ITER has horrific power density, some 400x worse than the reactor vessel in a fission power plant. Given that the non-nuclear part of the a fission and DT fusion plant will be similar, making the reactor itself much larger and much more complex, and therefore much more expensive, cannot be a win. The less experimental follow-ons to ITER (PROTO, DEMO) are still massively too large.
This generic problem with DT fusion reactors has been known since at least the 1980s.
The UK's STEP project uses a higher aspect ratio ('spherical tokamak') to reduce the required size of the machine.
The initial investigations from MAST are encouraging, but we'll see how it goes.
Of course, this stuff will be ready for commercial use in like 2050 assuming everything goes to plan (which is rare unless it's really prioritised like the Manhattan Project, Apollo Missions etc.)
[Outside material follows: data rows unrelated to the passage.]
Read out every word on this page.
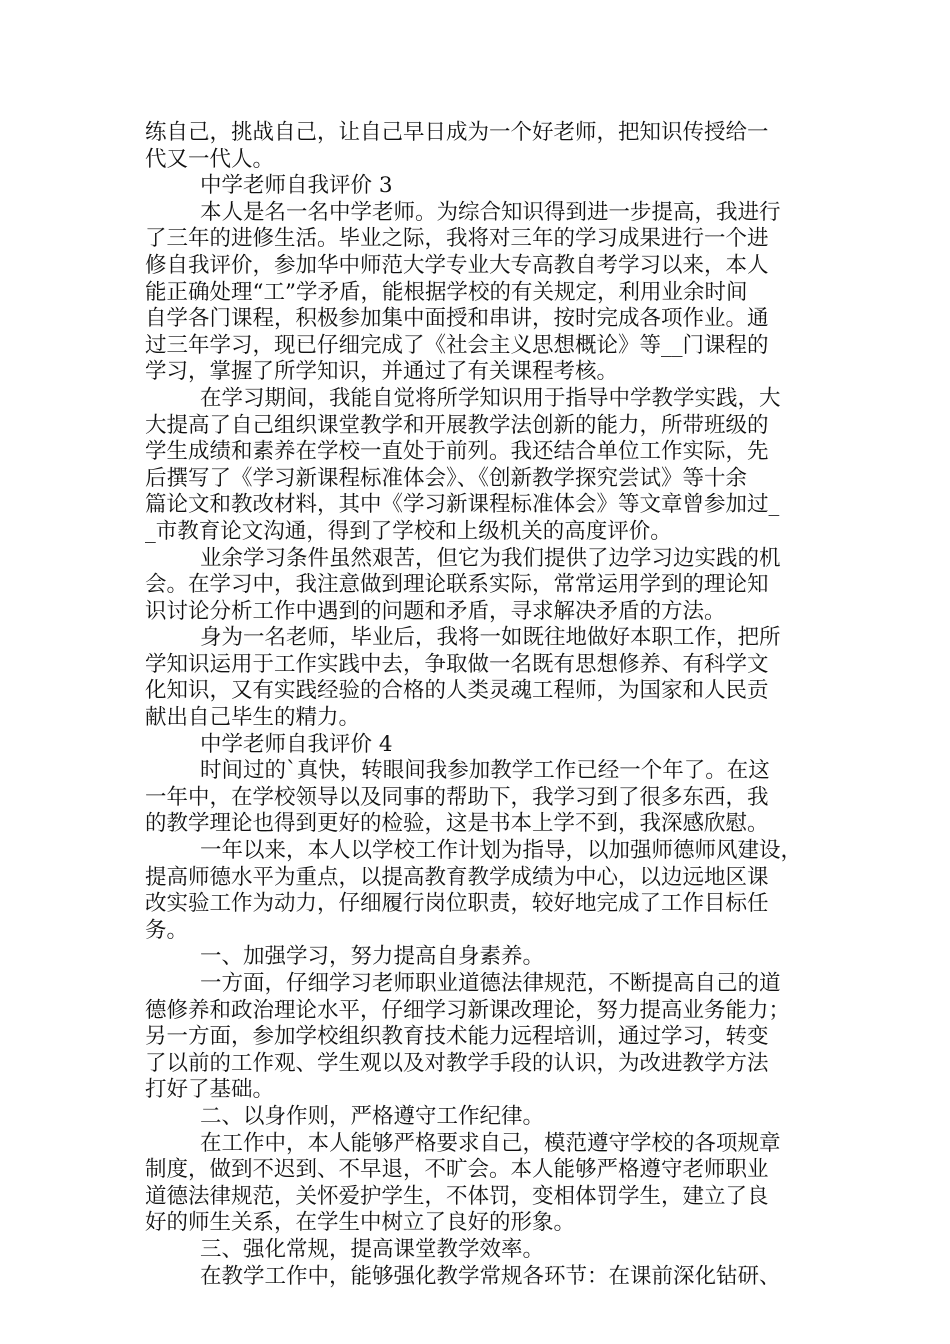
练自己，挑战自己，让自己早日成为一个好老师，把知识传授给一
代又一代人。

中学老师自我评价 3

本人是名一名中学老师。为综合知识得到进一步提高，我进行
了三年的进修生活。毕业之际，我将对三年的学习成果进行一个进
修自我评价，参加华中师范大学专业大专高教自考学习以来，本人
能正确处理“工”学矛盾，能根据学校的有关规定，利用业余时间
自学各门课程，积极参加集中面授和串讲，按时完成各项作业。通
过三年学习，现已仔细完成了《社会主义思想概论》等__门课程的
学习，掌握了所学知识，并通过了有关课程考核。

在学习期间，我能自觉将所学知识用于指导中学教学实践，大
大提高了自己组织课堂教学和开展教学法创新的能力，所带班级的
学生成绩和素养在学校一直处于前列。我还结合单位工作实际，先
后撰写了《学习新课程标准体会》、《创新教学探究尝试》等十余
篇论文和教改材料，其中《学习新课程标准体会》等文章曾参加过_
_市教育论文沟通，得到了学校和上级机关的高度评价。

业余学习条件虽然艰苦，但它为我们提供了边学习边实践的机
会。在学习中，我注意做到理论联系实际，常常运用学到的理论知
识讨论分析工作中遇到的问题和矛盾，寻求解决矛盾的方法。

身为一名老师，毕业后，我将一如既往地做好本职工作，把所
学知识运用于工作实践中去，争取做一名既有思想修养、有科学文
化知识，又有实践经验的合格的人类灵魂工程师，为国家和人民贡
献出自己毕生的精力。

中学老师自我评价 4

时间过的`真快，转眼间我参加教学工作已经一个年了。在这
一年中，在学校领导以及同事的帮助下，我学习到了很多东西，我
的教学理论也得到更好的检验，这是书本上学不到，我深感欣慰。

一年以来，本人以学校工作计划为指导，以加强师德师风建设，
提高师德水平为重点，以提高教育教学成绩为中心，以边远地区课
改实验工作为动力，仔细履行岗位职责，较好地完成了工作目标任
务。

一、加强学习，努力提高自身素养。

一方面，仔细学习老师职业道德法律规范，不断提高自己的道
德修养和政治理论水平，仔细学习新课改理论，努力提高业务能力；
另一方面，参加学校组织教育技术能力远程培训，通过学习，转变
了以前的工作观、学生观以及对教学手段的认识，为改进教学方法
打好了基础。

二、以身作则，严格遵守工作纪律。

在工作中，本人能够严格要求自己，模范遵守学校的各项规章
制度，做到不迟到、不早退，不旷会。本人能够严格遵守老师职业
道德法律规范，关怀爱护学生，不体罚，变相体罚学生，建立了良
好的师生关系，在学生中树立了良好的形象。

三、强化常规，提高课堂教学效率。

在教学工作中，能够强化教学常规各环节：在课前深化钻研、
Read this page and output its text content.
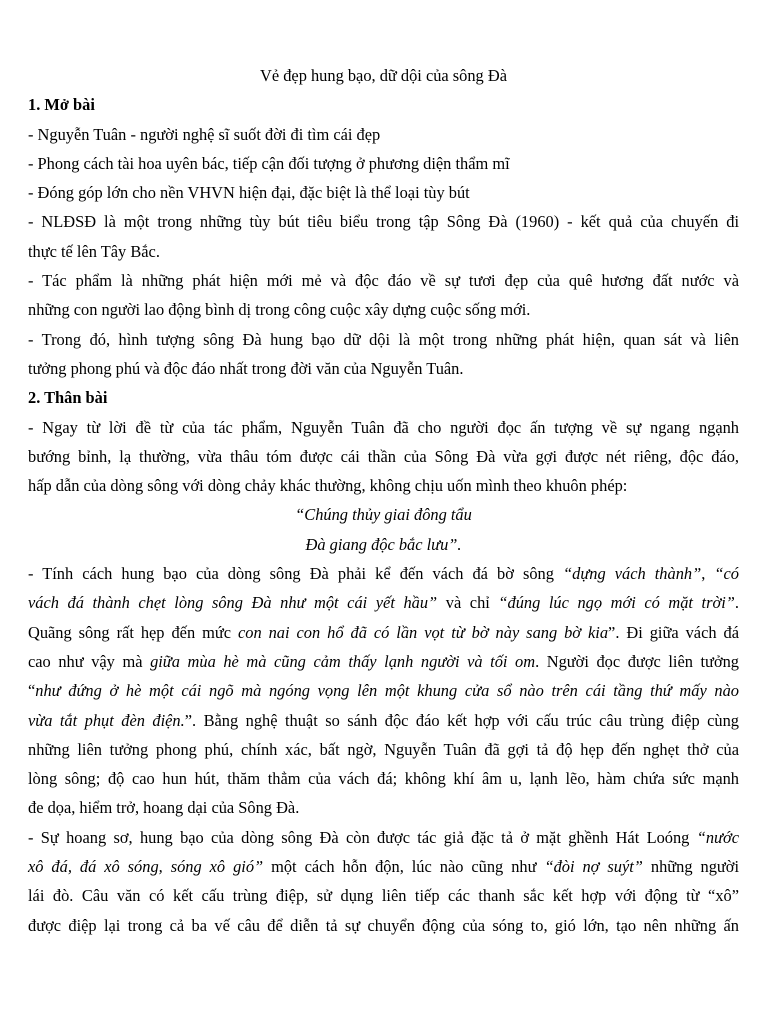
Vẻ đẹp hung bạo, dữ dội của sông Đà
1. Mở bài
- Nguyễn Tuân - người nghệ sĩ suốt đời đi tìm cái đẹp
- Phong cách tài hoa uyên bác, tiếp cận đối tượng ở phương diện thẩm mĩ
- Đóng góp lớn cho nền VHVN hiện đại, đặc biệt là thể loại tùy bút
- NLĐSĐ là một trong những tùy bút tiêu biểu trong tập Sông Đà (1960) - kết quả của chuyến đi
thực tế lên Tây Bắc.
- Tác phẩm là những phát hiện mới mẻ và độc đáo về sự tươi đẹp của quê hương đất nước và
những con người lao động bình dị trong công cuộc xây dựng cuộc sống mới.
- Trong đó, hình tượng sông Đà hung bạo dữ dội là một trong những phát hiện, quan sát và liên
tưởng phong phú và độc đáo nhất trong đời văn của Nguyễn Tuân.
2. Thân bài
- Ngay từ lời đề từ của tác phẩm, Nguyễn Tuân đã cho người đọc ấn tượng về sự ngang ngạnh
bướng bỉnh, lạ thường, vừa thâu tóm được cái thần của Sông Đà vừa gợi được nét riêng, độc đáo,
hấp dẫn của dòng sông với dòng chảy khác thường, không chịu uốn mình theo khuôn phép:
“Chúng thủy giai đông tẩu
Đà giang độc bắc lưu”.
- Tính cách hung bạo của dòng sông Đà phải kể đến vách đá bờ sông “dựng vách thành”, “có
vách đá thành chẹt lòng sông Đà như một cái yết hầu” và chỉ “đúng lúc ngọ mới có mặt trời”.
Quãng sông rất hẹp đến mức con nai con hổ đã có lần vọt từ bờ này sang bờ kia”. Đi giữa vách đá
cao như vậy mà giữa mùa hè mà cũng cảm thấy lạnh người và tối om. Người đọc được liên tưởng
“như đứng ở hè một cái ngõ mà ngóng vọng lên một khung cửa sổ nào trên cái tầng thứ mấy nào
vừa tắt phụt đèn điện.”. Bằng nghệ thuật so sánh độc đáo kết hợp với cấu trúc câu trùng điệp cùng
những liên tưởng phong phú, chính xác, bất ngờ, Nguyễn Tuân đã gợi tả độ hẹp đến nghẹt thở của
lòng sông; độ cao hun hút, thăm thẳm của vách đá; không khí âm u, lạnh lẽo, hàm chứa sức mạnh
đe dọa, hiểm trở, hoang dại của Sông Đà.
- Sự hoang sơ, hung bạo của dòng sông Đà còn được tác giả đặc tả ở mặt ghềnh Hát Loóng “nước
xô đá, đá xô sóng, sóng xô gió” một cách hỗn độn, lúc nào cũng như “đòi nợ suýt” những người
lái đò. Câu văn có kết cấu trùng điệp, sử dụng liên tiếp các thanh sắc kết hợp với động từ “xô”
được điệp lại trong cả ba vế câu để diễn tả sự chuyển động của sóng to, gió lớn, tạo nên những ấn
So regardless, something will have to be done prior to then - either we find better energy storage solutions for renewables or we expedite the construction of replacement/new fission plants or both.
Whenever you see happy optimistic talk about a DT fusion reactor, ask them "what's the power density of your reactor?" And make sure they're using the volume of the reactor itself, not just the plasma.
For a PWR, this is about 20 MW/m^3 . For ITER, it's 0.05 MW/m^3 and for ARC (2014 paper) it's around 0.5 MW/m^3 .
I was under the impression ITER was a research and development project, not intended to be commercially viable, but essentially prove the technology as working.